I have a Marshall JMP-1 pre that is causing my power amp to blow fuses! (I know, difficult to comprehend) 
What is happening is, intermittently the signal degrades on the pre (very low signal, lots of hiss), then the signal will sometimes "pop" back in if i change a channel, this causes the power amp to blow a fuse. 
I have no idea what is going on with the JMP and i need a good tech with experience with these units to take a look. 
Any suggestions would be appreciated. I am located in downtown Toronto. 
Thanks! 

Al.


----------



## GuitarsCanada (Dec 30, 2005)

Sounds like it needs a going over for sure. Hopefully one of the members here can give you some guidance on how to proceed


----------



## loopy_al (Mar 12, 2010)

Yup. I know not many techs are familiar with the JMP-1. 
I took the unit to Buzzy Burak here in Toronto but he wasn't able to decipher the issue. 

Al.


----------



## Wild Bill (May 3, 2006)

loopy_al said:


> Yup. I know not many techs are familiar with the JMP-1.
> I took the unit to Buzzy Burak here in Toronto but he wasn't able to decipher the issue.
> 
> Al.


I would suspect a capacitor that goes leaky, starts to short (which pulls down the voltages and thus the gain) and then "heals" itself to do it again later.

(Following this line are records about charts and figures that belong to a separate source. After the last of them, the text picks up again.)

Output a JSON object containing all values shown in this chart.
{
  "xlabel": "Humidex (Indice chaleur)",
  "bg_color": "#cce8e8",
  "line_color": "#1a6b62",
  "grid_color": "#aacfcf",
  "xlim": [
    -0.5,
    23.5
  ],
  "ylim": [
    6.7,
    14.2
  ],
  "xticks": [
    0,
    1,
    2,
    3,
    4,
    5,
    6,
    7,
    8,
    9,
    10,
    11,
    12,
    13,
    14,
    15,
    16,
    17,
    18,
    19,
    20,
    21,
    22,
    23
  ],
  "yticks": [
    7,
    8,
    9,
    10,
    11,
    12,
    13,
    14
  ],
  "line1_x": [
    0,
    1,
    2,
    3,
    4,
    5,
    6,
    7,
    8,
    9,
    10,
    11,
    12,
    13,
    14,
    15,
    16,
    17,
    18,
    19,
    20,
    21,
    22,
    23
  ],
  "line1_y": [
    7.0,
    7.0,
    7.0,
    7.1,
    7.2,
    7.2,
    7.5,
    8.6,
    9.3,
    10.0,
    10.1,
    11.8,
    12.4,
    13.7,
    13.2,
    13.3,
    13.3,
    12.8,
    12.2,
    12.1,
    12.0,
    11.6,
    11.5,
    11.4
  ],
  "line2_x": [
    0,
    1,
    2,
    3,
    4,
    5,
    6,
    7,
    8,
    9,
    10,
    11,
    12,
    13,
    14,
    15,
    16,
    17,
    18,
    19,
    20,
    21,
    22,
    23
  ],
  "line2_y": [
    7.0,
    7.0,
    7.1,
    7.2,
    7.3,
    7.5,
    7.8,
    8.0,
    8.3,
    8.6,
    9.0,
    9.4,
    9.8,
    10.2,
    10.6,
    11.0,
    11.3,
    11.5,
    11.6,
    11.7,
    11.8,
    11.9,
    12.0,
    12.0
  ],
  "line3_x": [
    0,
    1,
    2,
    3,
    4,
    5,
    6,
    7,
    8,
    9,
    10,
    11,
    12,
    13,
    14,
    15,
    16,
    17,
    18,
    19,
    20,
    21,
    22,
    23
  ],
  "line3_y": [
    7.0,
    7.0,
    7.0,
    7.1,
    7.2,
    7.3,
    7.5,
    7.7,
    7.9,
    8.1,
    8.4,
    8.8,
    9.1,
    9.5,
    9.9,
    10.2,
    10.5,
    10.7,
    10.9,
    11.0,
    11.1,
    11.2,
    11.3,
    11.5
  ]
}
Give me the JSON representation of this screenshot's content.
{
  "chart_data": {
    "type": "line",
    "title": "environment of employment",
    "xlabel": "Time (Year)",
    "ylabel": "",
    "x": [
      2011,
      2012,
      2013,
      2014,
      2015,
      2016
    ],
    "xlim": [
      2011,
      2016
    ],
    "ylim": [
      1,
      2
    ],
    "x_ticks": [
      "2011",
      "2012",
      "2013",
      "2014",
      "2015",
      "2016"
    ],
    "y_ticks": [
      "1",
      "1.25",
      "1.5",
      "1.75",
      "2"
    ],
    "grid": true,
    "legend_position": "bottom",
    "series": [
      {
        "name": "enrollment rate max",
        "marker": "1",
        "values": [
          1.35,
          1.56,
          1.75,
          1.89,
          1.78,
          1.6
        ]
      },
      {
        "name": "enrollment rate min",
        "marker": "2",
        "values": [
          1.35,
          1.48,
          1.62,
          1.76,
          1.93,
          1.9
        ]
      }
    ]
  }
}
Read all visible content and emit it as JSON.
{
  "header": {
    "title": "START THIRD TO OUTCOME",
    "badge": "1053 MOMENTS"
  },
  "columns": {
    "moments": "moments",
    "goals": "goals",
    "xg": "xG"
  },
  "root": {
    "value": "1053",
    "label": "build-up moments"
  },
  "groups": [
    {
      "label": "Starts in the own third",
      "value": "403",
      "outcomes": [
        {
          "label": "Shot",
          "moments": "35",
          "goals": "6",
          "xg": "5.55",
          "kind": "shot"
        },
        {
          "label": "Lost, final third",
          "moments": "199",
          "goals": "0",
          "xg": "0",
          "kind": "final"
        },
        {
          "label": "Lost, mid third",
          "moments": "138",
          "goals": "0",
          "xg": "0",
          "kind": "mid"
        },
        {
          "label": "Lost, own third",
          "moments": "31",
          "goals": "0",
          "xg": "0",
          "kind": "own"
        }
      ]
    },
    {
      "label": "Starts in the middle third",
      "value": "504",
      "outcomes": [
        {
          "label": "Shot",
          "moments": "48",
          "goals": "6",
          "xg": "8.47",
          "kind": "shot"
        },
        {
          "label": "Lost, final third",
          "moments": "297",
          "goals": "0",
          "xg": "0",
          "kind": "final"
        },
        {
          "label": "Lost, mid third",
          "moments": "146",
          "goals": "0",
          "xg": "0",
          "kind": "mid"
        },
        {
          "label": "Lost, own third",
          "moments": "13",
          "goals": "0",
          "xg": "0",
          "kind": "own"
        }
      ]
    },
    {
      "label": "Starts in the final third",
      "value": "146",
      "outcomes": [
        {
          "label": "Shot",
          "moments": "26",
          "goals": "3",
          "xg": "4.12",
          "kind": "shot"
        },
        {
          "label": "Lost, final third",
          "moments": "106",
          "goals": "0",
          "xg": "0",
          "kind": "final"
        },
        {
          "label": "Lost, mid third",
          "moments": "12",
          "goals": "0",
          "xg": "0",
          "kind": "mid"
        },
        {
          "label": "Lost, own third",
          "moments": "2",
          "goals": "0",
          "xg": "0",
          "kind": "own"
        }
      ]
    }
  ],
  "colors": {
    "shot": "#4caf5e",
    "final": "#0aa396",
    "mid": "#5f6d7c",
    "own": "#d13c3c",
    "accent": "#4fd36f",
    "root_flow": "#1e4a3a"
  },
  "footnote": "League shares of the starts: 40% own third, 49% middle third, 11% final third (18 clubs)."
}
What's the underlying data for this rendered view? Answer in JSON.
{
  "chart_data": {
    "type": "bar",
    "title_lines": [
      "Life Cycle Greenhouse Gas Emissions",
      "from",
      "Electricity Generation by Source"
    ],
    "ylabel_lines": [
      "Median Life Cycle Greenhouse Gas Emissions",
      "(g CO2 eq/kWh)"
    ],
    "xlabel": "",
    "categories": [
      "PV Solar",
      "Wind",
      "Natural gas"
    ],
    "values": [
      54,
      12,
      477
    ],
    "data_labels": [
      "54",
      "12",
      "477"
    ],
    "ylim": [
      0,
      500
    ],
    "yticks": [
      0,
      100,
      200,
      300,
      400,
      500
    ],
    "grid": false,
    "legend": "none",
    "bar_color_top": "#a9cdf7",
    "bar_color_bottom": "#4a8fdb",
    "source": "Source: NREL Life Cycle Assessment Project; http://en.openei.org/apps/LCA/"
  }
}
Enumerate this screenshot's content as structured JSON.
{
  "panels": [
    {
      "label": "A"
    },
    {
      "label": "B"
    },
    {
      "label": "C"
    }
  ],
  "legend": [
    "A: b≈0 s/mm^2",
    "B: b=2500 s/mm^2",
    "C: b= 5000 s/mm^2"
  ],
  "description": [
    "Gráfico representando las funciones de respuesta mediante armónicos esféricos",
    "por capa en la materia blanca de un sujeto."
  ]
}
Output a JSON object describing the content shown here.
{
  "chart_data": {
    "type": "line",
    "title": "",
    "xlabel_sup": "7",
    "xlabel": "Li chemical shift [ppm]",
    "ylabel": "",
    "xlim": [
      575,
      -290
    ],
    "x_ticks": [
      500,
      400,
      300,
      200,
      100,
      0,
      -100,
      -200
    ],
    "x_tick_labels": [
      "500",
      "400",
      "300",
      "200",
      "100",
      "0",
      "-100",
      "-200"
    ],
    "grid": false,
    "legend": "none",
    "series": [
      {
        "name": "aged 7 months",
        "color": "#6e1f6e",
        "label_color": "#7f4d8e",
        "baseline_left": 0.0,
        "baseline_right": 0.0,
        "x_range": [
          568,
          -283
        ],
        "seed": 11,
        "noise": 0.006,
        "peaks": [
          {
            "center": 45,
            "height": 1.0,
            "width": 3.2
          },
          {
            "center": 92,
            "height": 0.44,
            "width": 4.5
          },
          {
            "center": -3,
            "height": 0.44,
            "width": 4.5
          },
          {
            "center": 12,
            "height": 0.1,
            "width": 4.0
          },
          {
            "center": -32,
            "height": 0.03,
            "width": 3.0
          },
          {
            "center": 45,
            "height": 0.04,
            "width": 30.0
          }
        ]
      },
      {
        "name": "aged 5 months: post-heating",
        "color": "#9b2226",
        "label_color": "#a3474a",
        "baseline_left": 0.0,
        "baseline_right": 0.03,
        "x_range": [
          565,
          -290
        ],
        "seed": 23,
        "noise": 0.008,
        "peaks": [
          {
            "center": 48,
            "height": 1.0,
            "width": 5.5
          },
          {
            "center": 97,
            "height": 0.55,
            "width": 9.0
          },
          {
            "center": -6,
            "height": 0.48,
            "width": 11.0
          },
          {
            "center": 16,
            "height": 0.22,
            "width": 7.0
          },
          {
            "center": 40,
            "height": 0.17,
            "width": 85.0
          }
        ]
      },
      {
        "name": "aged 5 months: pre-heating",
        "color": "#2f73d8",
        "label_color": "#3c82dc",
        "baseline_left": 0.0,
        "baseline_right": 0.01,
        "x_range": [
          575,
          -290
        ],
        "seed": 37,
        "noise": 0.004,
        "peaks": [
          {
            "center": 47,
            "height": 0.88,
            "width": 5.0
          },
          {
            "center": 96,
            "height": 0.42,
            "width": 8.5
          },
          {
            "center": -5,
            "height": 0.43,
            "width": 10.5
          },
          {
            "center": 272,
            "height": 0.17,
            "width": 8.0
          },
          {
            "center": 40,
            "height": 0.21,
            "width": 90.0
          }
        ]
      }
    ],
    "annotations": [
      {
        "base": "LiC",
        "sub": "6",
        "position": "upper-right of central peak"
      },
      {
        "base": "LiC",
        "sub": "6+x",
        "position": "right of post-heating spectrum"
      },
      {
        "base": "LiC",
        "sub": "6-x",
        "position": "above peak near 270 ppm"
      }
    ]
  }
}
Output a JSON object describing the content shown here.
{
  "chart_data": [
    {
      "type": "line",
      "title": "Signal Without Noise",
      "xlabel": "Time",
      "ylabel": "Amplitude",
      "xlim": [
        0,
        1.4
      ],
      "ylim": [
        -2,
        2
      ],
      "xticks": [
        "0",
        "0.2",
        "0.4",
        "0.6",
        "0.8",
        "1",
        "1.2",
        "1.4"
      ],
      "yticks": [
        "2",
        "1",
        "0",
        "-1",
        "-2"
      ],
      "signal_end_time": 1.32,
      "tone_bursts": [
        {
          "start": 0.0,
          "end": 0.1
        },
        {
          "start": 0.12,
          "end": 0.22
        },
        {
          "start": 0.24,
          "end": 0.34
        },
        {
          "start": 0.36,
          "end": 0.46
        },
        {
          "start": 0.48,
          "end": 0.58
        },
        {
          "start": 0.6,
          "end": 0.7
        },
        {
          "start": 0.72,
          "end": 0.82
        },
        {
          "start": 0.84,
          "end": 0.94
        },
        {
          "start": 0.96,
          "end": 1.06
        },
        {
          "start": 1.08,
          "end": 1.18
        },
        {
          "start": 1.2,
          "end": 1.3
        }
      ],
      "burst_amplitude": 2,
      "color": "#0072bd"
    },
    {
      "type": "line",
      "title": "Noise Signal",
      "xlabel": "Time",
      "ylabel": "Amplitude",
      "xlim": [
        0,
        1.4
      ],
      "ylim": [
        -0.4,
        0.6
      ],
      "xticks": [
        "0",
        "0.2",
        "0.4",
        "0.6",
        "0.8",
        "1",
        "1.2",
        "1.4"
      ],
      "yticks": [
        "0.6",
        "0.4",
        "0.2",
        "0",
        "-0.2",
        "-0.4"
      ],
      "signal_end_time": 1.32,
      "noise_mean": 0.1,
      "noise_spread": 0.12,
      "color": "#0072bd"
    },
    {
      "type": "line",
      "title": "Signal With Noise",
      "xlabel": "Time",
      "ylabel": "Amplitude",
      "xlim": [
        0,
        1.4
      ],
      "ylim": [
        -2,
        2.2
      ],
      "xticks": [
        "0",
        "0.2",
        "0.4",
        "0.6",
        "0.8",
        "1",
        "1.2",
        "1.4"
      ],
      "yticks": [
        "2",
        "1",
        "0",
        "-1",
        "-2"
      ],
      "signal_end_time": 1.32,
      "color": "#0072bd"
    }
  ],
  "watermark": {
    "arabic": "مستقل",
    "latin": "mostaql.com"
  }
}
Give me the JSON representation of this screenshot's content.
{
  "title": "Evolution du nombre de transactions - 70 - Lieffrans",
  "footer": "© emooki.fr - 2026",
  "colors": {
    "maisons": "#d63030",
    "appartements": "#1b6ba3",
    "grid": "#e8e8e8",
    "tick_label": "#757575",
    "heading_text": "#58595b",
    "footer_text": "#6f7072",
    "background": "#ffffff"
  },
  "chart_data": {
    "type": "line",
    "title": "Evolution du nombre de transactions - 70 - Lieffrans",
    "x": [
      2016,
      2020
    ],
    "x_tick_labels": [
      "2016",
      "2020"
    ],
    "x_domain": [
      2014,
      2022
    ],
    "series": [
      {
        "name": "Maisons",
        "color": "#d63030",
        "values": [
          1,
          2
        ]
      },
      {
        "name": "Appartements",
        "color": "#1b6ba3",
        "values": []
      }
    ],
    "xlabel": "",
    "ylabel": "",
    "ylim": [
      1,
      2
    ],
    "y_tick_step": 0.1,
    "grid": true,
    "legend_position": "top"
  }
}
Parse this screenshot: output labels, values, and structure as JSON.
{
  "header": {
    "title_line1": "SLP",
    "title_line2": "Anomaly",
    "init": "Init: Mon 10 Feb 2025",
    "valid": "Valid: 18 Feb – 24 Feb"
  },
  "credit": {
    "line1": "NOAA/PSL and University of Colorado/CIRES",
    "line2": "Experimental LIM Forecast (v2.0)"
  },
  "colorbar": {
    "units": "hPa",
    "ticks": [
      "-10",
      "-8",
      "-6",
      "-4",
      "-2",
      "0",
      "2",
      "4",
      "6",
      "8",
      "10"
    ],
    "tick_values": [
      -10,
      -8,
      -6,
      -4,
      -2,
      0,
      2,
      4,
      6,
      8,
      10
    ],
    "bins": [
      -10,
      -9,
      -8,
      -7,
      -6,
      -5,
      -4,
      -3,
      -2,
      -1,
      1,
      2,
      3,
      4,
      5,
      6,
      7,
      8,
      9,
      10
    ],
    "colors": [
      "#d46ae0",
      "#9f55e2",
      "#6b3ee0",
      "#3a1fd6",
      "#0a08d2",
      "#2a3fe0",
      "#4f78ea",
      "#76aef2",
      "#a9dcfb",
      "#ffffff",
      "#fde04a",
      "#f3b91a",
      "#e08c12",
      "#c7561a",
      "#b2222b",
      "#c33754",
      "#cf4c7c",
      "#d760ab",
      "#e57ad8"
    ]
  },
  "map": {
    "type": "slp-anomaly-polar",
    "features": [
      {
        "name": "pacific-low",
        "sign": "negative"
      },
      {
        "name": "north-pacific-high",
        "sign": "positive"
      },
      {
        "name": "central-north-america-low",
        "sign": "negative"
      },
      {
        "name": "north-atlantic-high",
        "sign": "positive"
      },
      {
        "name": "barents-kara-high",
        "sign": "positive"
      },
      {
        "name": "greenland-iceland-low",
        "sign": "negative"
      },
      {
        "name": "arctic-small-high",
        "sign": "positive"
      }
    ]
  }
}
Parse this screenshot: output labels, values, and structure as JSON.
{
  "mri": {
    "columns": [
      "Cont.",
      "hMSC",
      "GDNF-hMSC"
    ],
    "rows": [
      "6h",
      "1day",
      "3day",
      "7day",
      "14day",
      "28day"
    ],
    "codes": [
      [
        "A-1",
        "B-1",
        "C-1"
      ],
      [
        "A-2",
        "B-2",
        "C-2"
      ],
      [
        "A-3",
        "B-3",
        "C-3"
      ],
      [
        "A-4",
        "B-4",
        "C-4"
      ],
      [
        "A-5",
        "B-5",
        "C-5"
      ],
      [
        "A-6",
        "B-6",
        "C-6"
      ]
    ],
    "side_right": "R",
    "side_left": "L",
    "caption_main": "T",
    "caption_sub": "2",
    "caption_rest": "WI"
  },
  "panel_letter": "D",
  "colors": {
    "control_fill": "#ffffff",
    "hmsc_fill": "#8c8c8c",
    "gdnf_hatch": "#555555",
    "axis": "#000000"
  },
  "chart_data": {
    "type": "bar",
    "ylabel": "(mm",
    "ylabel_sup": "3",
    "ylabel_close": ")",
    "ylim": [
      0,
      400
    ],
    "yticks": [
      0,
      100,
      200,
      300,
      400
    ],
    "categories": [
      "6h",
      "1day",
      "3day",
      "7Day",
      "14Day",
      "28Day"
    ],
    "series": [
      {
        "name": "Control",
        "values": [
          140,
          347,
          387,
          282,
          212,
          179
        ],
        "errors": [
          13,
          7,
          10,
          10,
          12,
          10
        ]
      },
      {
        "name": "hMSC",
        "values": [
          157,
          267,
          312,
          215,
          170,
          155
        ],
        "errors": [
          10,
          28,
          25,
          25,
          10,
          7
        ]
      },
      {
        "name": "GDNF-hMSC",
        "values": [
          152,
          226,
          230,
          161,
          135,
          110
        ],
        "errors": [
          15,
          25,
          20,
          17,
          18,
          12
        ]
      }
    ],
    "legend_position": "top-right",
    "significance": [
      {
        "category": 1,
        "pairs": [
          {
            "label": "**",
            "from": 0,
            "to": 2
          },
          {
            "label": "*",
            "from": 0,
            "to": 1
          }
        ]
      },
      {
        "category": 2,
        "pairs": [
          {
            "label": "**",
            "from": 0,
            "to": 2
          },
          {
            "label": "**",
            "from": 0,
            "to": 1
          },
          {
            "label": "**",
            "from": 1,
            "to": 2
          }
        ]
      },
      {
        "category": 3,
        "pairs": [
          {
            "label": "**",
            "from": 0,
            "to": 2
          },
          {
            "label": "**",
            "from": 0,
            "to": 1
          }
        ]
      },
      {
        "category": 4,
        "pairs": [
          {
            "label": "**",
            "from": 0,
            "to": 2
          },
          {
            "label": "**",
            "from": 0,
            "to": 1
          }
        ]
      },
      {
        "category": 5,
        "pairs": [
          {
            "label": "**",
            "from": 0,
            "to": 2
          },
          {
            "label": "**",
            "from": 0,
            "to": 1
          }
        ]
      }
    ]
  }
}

This "self-healing" property is common with some caps. Caps are made up of layers of conductor with an insulating material between them. In the early years the simple method was to roll up two layers of foil with a layer of waxed paper between them.

If the insulating material started to break down at any particular spot it would allow the two foil layers to touch, causing a short. The voltage would blow a tiny hole in the insulating material and burn a bit of the foil away from around the hole, removing the short.

However, that spot was damaged and was prone to have the same thing happen again. So the capacitor slowly leaks and then shorts to cause the problem but it heals itself, works for a while and then does it again!

Coupling caps can do this but usually today we use caps with a much higher than needed voltage rating so we rarely get this problem with couplers between stages. I see it more often with a filter cap in one of the nodes of the power suppply! Especially with those old-fashioned Sprague Atoms. They are nice for the vintage look but capacitor quality and technology ratings have come a long way from when the Atoms were invented, back in the 1950's! I prefer the modern Illinois filter caps. Better specs and also smaller, which makes them easier to fit in some cramped amps, opening up some room.

Just a thought. Something else to check! Try alligator clipping your voltmeter across a filter cap and wait to see if the voltage dips when the problem occurs.

WB


----------